The crisis befalling DOD is also the product of a complete decoupling of any meaningful strategy and detailed force and procurement plans and honest budgeting. Cordesman had some choice comments on the upcoming QDR, being run on the OSD side by under secretary of defense Michele Flournoy’s policy shop.

“If God really hates you, you may end up working on a Quadrennial Defense Review: The most pointless and destructive planning effort imaginable. You will waste two years on a document decoupled from a real world force plan, from an honest set of decisions about manpower or procurement, with no clear budget or FYDP, and with no metrics to measure or determine its success. If God merely dislikes you, you may end up helping your service chief or the Chairman of the Joint Chiefs draft one of those vague, anodyne strategy documents that is all concepts and no plans or execution. If God is totally indifferent, you will end up working on our national strategy and simply be irrelevant.”

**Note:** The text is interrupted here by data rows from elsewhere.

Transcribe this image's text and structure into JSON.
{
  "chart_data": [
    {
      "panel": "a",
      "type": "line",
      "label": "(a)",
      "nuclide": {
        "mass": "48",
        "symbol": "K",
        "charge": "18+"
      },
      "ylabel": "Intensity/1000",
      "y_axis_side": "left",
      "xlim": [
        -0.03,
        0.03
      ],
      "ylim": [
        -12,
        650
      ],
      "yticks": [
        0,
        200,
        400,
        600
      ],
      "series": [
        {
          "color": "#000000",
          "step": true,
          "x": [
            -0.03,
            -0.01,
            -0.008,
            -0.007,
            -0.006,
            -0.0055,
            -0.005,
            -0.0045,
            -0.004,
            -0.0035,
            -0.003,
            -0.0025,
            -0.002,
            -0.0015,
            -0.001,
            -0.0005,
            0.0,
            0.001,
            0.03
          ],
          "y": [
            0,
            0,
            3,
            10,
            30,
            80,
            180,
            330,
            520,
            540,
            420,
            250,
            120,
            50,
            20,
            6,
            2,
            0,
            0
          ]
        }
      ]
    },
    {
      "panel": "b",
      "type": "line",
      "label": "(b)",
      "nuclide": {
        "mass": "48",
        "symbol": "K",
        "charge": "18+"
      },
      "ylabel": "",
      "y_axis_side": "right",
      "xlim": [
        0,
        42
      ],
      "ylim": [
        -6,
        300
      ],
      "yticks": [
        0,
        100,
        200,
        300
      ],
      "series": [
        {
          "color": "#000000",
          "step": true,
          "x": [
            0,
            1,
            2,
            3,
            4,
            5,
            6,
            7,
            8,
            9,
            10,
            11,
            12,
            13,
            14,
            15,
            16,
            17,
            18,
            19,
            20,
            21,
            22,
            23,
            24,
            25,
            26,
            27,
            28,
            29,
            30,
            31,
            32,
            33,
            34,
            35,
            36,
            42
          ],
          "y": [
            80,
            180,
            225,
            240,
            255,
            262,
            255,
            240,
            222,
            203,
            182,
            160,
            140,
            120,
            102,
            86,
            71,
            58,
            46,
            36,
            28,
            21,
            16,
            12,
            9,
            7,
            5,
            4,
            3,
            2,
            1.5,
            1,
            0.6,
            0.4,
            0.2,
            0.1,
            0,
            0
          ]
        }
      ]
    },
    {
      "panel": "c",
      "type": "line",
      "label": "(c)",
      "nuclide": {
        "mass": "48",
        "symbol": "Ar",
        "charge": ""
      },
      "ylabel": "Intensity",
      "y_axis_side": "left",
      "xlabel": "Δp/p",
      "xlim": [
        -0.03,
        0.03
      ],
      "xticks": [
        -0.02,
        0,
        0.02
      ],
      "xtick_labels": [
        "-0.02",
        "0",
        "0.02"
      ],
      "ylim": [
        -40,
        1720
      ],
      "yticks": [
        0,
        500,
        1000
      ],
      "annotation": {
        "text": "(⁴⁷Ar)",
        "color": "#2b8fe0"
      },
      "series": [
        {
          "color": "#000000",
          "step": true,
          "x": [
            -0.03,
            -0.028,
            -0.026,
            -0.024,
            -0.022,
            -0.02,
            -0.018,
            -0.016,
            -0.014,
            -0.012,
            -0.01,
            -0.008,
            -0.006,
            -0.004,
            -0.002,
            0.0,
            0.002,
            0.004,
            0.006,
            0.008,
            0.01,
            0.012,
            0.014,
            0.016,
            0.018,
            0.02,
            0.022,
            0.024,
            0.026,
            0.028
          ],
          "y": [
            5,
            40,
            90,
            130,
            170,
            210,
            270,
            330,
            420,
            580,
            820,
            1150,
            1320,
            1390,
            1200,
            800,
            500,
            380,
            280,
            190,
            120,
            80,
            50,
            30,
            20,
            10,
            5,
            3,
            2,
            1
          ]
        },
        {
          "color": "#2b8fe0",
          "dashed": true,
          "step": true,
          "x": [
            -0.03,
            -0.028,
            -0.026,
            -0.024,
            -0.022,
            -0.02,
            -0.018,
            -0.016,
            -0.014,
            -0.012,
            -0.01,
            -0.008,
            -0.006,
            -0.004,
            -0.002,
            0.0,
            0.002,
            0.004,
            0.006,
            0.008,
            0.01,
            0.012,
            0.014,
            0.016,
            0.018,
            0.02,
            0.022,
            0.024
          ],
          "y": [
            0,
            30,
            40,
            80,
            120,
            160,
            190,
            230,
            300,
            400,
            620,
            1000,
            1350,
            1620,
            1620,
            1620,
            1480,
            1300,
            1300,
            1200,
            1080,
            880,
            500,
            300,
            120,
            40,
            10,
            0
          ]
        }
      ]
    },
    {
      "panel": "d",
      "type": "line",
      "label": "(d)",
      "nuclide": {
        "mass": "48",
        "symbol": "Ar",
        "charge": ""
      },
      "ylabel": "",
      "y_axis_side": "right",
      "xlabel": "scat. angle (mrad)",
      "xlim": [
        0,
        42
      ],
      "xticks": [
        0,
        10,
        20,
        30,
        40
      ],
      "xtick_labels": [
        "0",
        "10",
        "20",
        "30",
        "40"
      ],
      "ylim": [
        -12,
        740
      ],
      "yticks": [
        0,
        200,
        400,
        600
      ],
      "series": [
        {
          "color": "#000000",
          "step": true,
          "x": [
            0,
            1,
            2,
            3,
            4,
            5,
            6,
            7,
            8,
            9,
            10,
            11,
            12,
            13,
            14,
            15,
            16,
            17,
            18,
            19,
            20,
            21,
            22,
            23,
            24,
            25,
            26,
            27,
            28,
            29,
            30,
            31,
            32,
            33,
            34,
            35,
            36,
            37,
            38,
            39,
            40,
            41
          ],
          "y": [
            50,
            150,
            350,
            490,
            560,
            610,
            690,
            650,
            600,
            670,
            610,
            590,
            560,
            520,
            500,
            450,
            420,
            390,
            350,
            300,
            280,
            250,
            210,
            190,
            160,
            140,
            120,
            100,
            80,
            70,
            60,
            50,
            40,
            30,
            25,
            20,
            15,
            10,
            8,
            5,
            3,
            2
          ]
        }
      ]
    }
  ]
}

“Is $533.7 billion in FY2010 and 4.2% of the GNP enough? Enough for what? Our most recent QDR is a morass of half thought-out ideas—many calling for further study or otherwise deferring tangible action. We don’t have a force plan. We don’t have a clearly defined procurement plan. We don’t tie it to end strength goals that are clearly defined and costed. We haven’t provided meaningful budget figures because the FYDP is not tied to the QDR. We haven’t set clear goals to be achieved. We have no metrics.”

“Would we be where we are today if we forced the department to tie its strategy to plans and budget, if we demanded metrics, if we required a public annual accounting, and if we held our top leadership fully accountable? Can any change in process or business practices make up for this failure? The answer is no.”